Once we managed to navigate ourselves out of the labyrinthine streets of Florence in a rental car, we intrepidly sailed off into the Tuscan countryside. Our first port of call was with Giorgio Mori at the Toscana Enologica Mori offices and we were generously whisked off to witness a top olive oil producer and scientist in the field, making his own oil whilst conducting cutting edge experiments on the finished product! Professor Alessandro Parenti (published at various online sites including, www.researchgate.net, www.agroengineering.org and www.unifi.it) was in the middle of testing oil, as it came out of the press, to see how much oxygen was trapped in suspension. Industriously, his assistants were then pumping Nitrogen through the oil as it was being filtered and then retesting the same oil to see how much oxygen had been successfully removed. Not a great chemist myself, he explained the principles to us very simply: oxygen makes oil oxidize which makes it rancid and therefore taste remarkably much like an old dustbin bag. Oxygen comes into contact with olive oil in two main ways; one is with the surface area of the oil and the other is by oxygen trapped in the oil during the pressing process (this type of contact with oil is the most damaging to its shelf-life). One of the techniques producers use to minimize contact with the air is to cover the oil with a nitrogen blanket when storing in stainless steel tanks (before bottling). His goal was to see how efficient nitrogen would be at bonding with the oxygen molecules suspended in the oil and then bubbling them up and out into the air, instead of just blanketing the surface with it. Unfortunately, the bubbles of nitrogen bond with some aromatic compounds too and thus the process removes some of the flavour along with the oxygen. It was this conundrum that was being addressed when we arrived. Nevertheless, it was sensational to witness a part-press-part-laboratory in the process of getting closer to the olive oil makers’ holy grail: a full-flavoured extra virgin olive oil that is safe from oxidisation!
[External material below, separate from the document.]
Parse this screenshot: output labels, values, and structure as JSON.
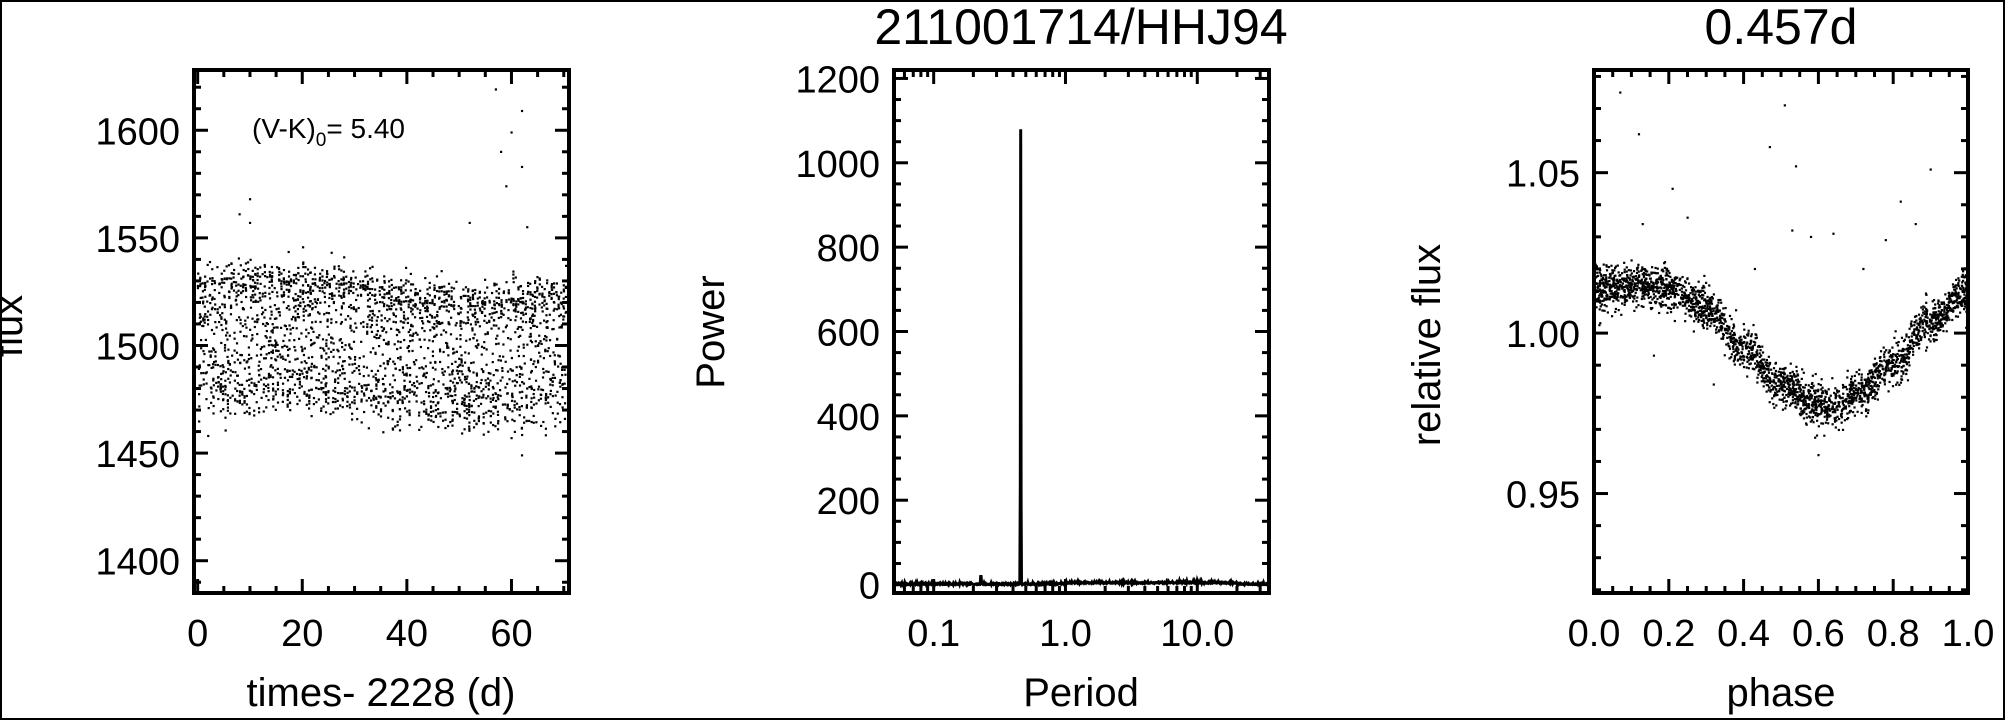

We stepped outside into the crisp Tuscan dusk, where we were both offered a taster of a very special Frantoio and Lechino oil Prof Parenti had made two weeks earlier: it was pungent yet light and had playful green, vegetative notes with an effortless balance on the palate. The best part about it, however, was the reverence with which the tasting ritual was treated. The human expertise and industry committed to pressing oil with integrity is tireless and somewhat frenetic, but when the gold-tinged emerald juice was poured into a cup, the energy changed immediately. It was as if we were in the eye of a storm and everyone seemed to understand that the tasting of oil required a certain degree of quiet concentration, sensorial clarity and undistracted analysis. Just for a moment, we slurped and were still. There was silence as the artichokes burst through the pores on my tongue and then were instantly tingling with the crisp and coy chives, followed by an almost imperceptible warming of liquid almond washing down my throat and ending in a grand burst of heat and pepper. And then, we could all hear the press droning and the workers chatting: the tasting session had come to an end and the bustling sense of urgency was, once more, restored!
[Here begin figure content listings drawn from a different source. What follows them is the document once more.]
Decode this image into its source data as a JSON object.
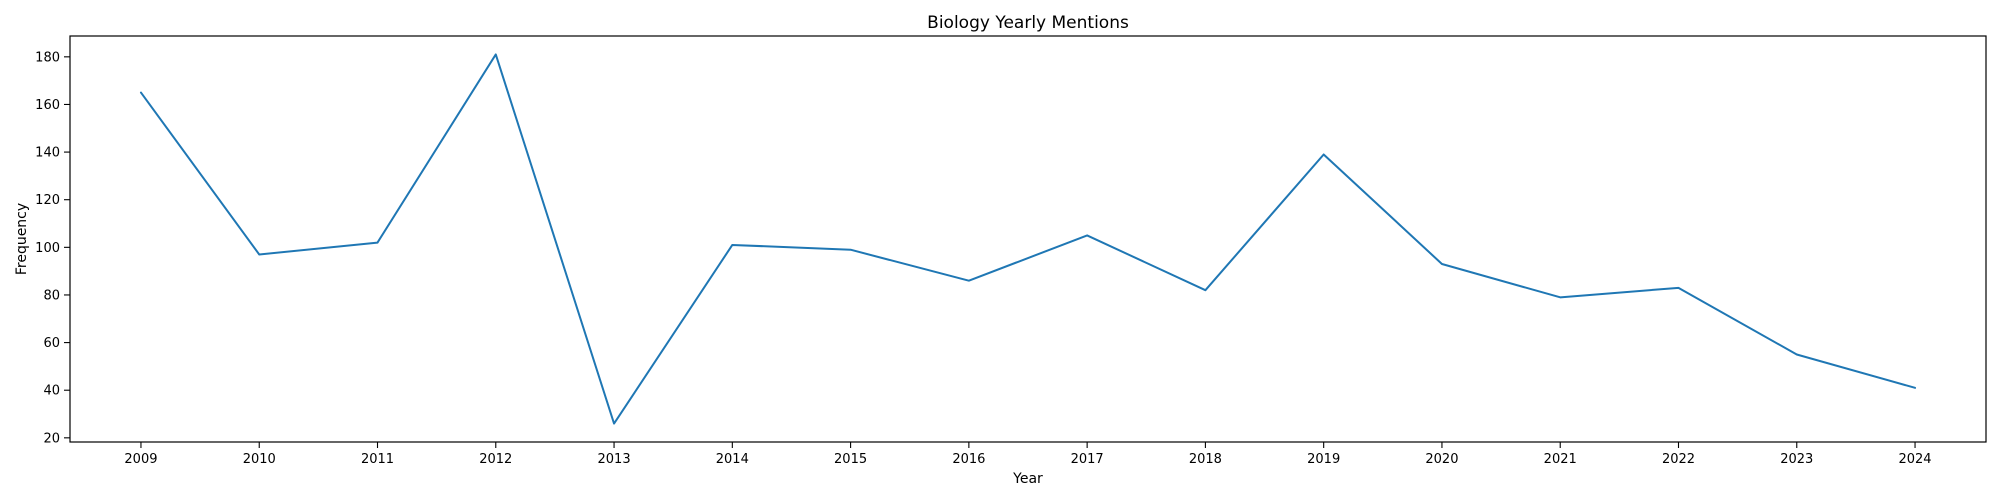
{
  "chart_data": {
    "type": "line",
    "title": "Biology Yearly Mentions",
    "xlabel": "Year",
    "ylabel": "Frequency",
    "x": [
      "2009",
      "2010",
      "2011",
      "2012",
      "2013",
      "2014",
      "2015",
      "2016",
      "2017",
      "2018",
      "2019",
      "2020",
      "2021",
      "2022",
      "2023",
      "2024"
    ],
    "series": [
      {
        "values": [
          165,
          97,
          102,
          181,
          26,
          101,
          99,
          86,
          105,
          82,
          139,
          93,
          79,
          83,
          55,
          41
        ],
        "color": "#1f77b4"
      }
    ],
    "yticks": [
      20,
      40,
      60,
      80,
      100,
      120,
      140,
      160,
      180
    ],
    "ylim": [
      18.25,
      188.75
    ],
    "grid": false,
    "legend": "none"
  }
}
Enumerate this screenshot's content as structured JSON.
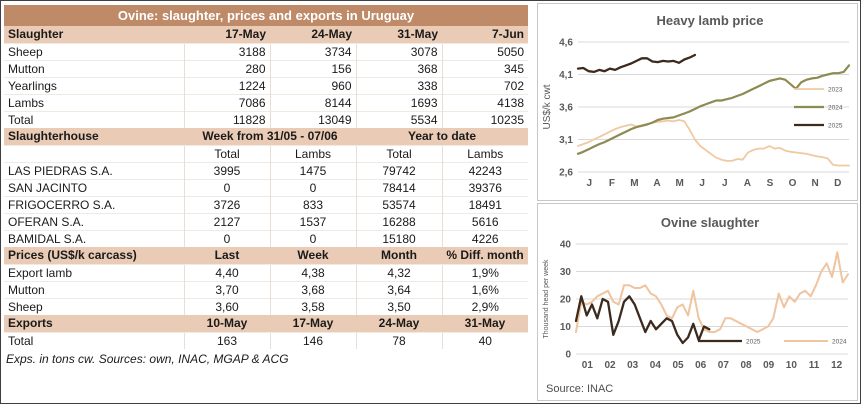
{
  "colors": {
    "title_bar_bg": "#BE8A68",
    "title_bar_text": "#FFFFFF",
    "section_header_bg": "#EACBB5",
    "series_2023": "#F0C9A0",
    "series_2024_olive": "#8D8A52",
    "series_2025_dark": "#3B2A1D",
    "series_2024_tan": "#EFC49E",
    "chart_text": "#595959",
    "grid": "#D9D9D9"
  },
  "table": {
    "title": "Ovine: slaughter, prices and exports in Uruguay",
    "slaughter": {
      "label": "Slaughter",
      "columns": [
        "17-May",
        "24-May",
        "31-May",
        "7-Jun"
      ],
      "rows": [
        {
          "label": "Sheep",
          "values": [
            "3188",
            "3734",
            "3078",
            "5050"
          ]
        },
        {
          "label": "Mutton",
          "values": [
            "280",
            "156",
            "368",
            "345"
          ]
        },
        {
          "label": "Yearlings",
          "values": [
            "1224",
            "960",
            "338",
            "702"
          ]
        },
        {
          "label": "Lambs",
          "values": [
            "7086",
            "8144",
            "1693",
            "4138"
          ]
        },
        {
          "label": "Total",
          "values": [
            "11828",
            "13049",
            "5534",
            "10235"
          ]
        }
      ]
    },
    "slaughterhouse": {
      "label": "Slaughterhouse",
      "group_headers": [
        "Week from 31/05 - 07/06",
        "Year to date"
      ],
      "sub_columns": [
        "Total",
        "Lambs",
        "Total",
        "Lambs"
      ],
      "rows": [
        {
          "label": "LAS PIEDRAS S.A.",
          "values": [
            "3995",
            "1475",
            "79742",
            "42243"
          ]
        },
        {
          "label": "SAN JACINTO",
          "values": [
            "0",
            "0",
            "78414",
            "39376"
          ]
        },
        {
          "label": "FRIGOCERRO S.A.",
          "values": [
            "3726",
            "833",
            "53574",
            "18491"
          ]
        },
        {
          "label": "OFERAN S.A.",
          "values": [
            "2127",
            "1537",
            "16288",
            "5616"
          ]
        },
        {
          "label": "BAMIDAL S.A.",
          "values": [
            "0",
            "0",
            "15180",
            "4226"
          ]
        }
      ]
    },
    "prices": {
      "label": "Prices (US$/k carcass)",
      "columns": [
        "Last",
        "Week",
        "Month",
        "% Diff. month"
      ],
      "rows": [
        {
          "label": "Export lamb",
          "values": [
            "4,40",
            "4,38",
            "4,32",
            "1,9%"
          ]
        },
        {
          "label": "Mutton",
          "values": [
            "3,70",
            "3,68",
            "3,64",
            "1,6%"
          ]
        },
        {
          "label": "Sheep",
          "values": [
            "3,60",
            "3,58",
            "3,50",
            "2,9%"
          ]
        }
      ]
    },
    "exports": {
      "label": "Exports",
      "columns": [
        "10-May",
        "17-May",
        "24-May",
        "31-May"
      ],
      "rows": [
        {
          "label": "Total",
          "values": [
            "163",
            "146",
            "78",
            "40"
          ]
        }
      ]
    },
    "footnote": "Exps. in tons cw. Sources: own, INAC, MGAP & ACG"
  },
  "chart_data": [
    {
      "type": "line",
      "title": "Heavy lamb price",
      "ylabel": "US$/k cwt",
      "ylim": [
        2.6,
        4.6
      ],
      "ytick_values": [
        2.6,
        3.1,
        3.6,
        4.1,
        4.6
      ],
      "ytick_labels": [
        "2,6",
        "3,1",
        "3,6",
        "4,1",
        "4,6"
      ],
      "x_axis_labels": [
        "J",
        "F",
        "M",
        "A",
        "M",
        "J",
        "J",
        "A",
        "S",
        "O",
        "N",
        "D"
      ],
      "x_total": 52,
      "grid": true,
      "legend_position": "right-inside",
      "series": [
        {
          "name": "2023",
          "color": "#F0C9A0",
          "width": 1.8,
          "values": [
            3.0,
            3.03,
            3.06,
            3.1,
            3.14,
            3.18,
            3.22,
            3.26,
            3.29,
            3.31,
            3.33,
            3.3,
            3.32,
            3.34,
            3.36,
            3.37,
            3.38,
            3.39,
            3.38,
            3.4,
            3.38,
            3.25,
            3.1,
            3.0,
            2.94,
            2.88,
            2.82,
            2.79,
            2.77,
            2.77,
            2.8,
            2.79,
            2.9,
            2.94,
            2.96,
            2.96,
            3.0,
            2.96,
            2.97,
            2.93,
            2.91,
            2.9,
            2.89,
            2.88,
            2.86,
            2.84,
            2.83,
            2.81,
            2.71,
            2.7,
            2.7,
            2.7
          ]
        },
        {
          "name": "2024",
          "color": "#8D8A52",
          "width": 2.2,
          "values": [
            2.88,
            2.91,
            2.95,
            2.99,
            3.03,
            3.06,
            3.1,
            3.14,
            3.18,
            3.22,
            3.26,
            3.29,
            3.31,
            3.33,
            3.36,
            3.4,
            3.42,
            3.43,
            3.44,
            3.47,
            3.5,
            3.53,
            3.57,
            3.61,
            3.64,
            3.67,
            3.7,
            3.7,
            3.72,
            3.74,
            3.77,
            3.8,
            3.84,
            3.88,
            3.92,
            3.96,
            4.0,
            4.02,
            4.04,
            4.02,
            3.95,
            3.88,
            3.98,
            4.02,
            4.04,
            4.05,
            4.08,
            4.1,
            4.12,
            4.12,
            4.14,
            4.24
          ]
        },
        {
          "name": "2025",
          "color": "#3B2A1D",
          "width": 2.3,
          "values": [
            4.19,
            4.2,
            4.15,
            4.14,
            4.17,
            4.15,
            4.19,
            4.17,
            4.21,
            4.24,
            4.27,
            4.31,
            4.35,
            4.35,
            4.3,
            4.29,
            4.31,
            4.3,
            4.31,
            4.28,
            4.33,
            4.36,
            4.4
          ]
        }
      ]
    },
    {
      "type": "line",
      "title": "Ovine slaughter",
      "ylabel": "Thousand head per week",
      "ylim": [
        0,
        40
      ],
      "ytick_values": [
        0,
        10,
        20,
        30,
        40
      ],
      "ytick_labels": [
        "0",
        "10",
        "20",
        "30",
        "40"
      ],
      "x_axis_labels": [
        "01",
        "02",
        "03",
        "04",
        "05",
        "06",
        "07",
        "08",
        "09",
        "10",
        "11",
        "12"
      ],
      "x_total": 52,
      "grid": true,
      "legend_position": "bottom-inside",
      "source": "Source: INAC",
      "series": [
        {
          "name": "2024",
          "color": "#EFC49E",
          "width": 2.0,
          "values": [
            8,
            19,
            18,
            19,
            21,
            22,
            23,
            19,
            18,
            25,
            25,
            24,
            24,
            25,
            22,
            21,
            18,
            14,
            13,
            17,
            18,
            14,
            23,
            13,
            9,
            8,
            8,
            9,
            13,
            13,
            12,
            11,
            10,
            9,
            8,
            9,
            10,
            13,
            22,
            17,
            21,
            19,
            22,
            23,
            21,
            25,
            30,
            33,
            28,
            37,
            26,
            29
          ]
        },
        {
          "name": "2025",
          "color": "#3B2A1D",
          "width": 2.3,
          "values": [
            12,
            21,
            14,
            18,
            13,
            20,
            19,
            7,
            12,
            19,
            21,
            18,
            13,
            8,
            12,
            9,
            11,
            13,
            12,
            7,
            4,
            6,
            11,
            5,
            10,
            9
          ]
        }
      ],
      "legend_order": [
        "2025",
        "2024"
      ]
    }
  ]
}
The Mori’s treated us to a seafood feast for lunch the following day, but first we tasted several of Italy’s top oils, many of which would not be appropriate with the delicate and sweet oceanic fare on the way: From raw pine-nutty nochellara oils to the unmistakable dandelion and green tomato characteristics of the tonda iblea; to blends that evoked green bananas, the smell of honey and the bitter tannin of hazelnut skins on the palate; and blends of frantoio and lechino bursting with chicory and watercress that exploded with green chili piquancy into your brain and sent endorphins rippling in waves through your scalp and down your back. Tasting the oils acted as both a conversation starter and piqued our appetites like no aperitif could (or should, especially not at midday)! Soon we were fully immersed in yet another multi-course, Florentine festival of delicacies, fresh bottles of olive oil in-hand.
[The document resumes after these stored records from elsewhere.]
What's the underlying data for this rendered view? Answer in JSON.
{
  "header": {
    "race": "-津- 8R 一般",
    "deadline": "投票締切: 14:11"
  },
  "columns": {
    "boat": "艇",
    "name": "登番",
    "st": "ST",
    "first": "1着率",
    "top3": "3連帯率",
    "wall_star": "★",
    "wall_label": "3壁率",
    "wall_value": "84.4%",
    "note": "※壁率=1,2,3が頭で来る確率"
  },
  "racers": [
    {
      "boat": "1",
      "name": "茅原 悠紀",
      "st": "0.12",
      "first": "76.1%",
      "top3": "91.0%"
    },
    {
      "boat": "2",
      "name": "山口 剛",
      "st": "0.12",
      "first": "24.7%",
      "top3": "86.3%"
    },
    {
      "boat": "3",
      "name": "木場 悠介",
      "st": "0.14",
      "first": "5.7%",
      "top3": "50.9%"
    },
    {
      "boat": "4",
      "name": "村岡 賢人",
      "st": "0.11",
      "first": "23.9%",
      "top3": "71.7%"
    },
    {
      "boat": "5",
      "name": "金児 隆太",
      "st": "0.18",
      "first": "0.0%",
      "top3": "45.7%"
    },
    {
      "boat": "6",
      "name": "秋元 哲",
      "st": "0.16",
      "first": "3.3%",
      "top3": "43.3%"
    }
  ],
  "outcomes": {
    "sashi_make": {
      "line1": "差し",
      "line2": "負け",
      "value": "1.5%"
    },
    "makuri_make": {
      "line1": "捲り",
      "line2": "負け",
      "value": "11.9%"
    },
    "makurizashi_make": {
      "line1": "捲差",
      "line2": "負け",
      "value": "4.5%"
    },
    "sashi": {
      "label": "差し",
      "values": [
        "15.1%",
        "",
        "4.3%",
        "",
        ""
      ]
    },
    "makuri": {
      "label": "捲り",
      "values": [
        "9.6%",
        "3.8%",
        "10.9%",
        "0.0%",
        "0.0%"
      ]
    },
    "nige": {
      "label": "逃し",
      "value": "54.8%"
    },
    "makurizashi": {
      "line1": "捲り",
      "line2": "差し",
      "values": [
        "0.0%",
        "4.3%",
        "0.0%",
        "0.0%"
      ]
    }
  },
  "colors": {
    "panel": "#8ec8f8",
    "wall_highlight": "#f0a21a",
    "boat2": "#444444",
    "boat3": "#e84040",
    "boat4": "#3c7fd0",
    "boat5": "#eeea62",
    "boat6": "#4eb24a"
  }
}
We were also privileged enough to eat lunch at a Michelin star restaurant in Badia di Passignano, called Osteria di Passignano, where we were totally blown away by the subtly brilliant use of extra virgin olive oils in every one of our courses – whether in natural fluid form, gel, emulsion, foam or dust. We were delighted even further to meet the Head Chef, Matia Barciulli, who expressed his passion for extra virgin olive oil and his commitment to educating diners and foodies about how to pair oil with food, with the same level of care and precision that is lavished on wine. We couldn’t agree more!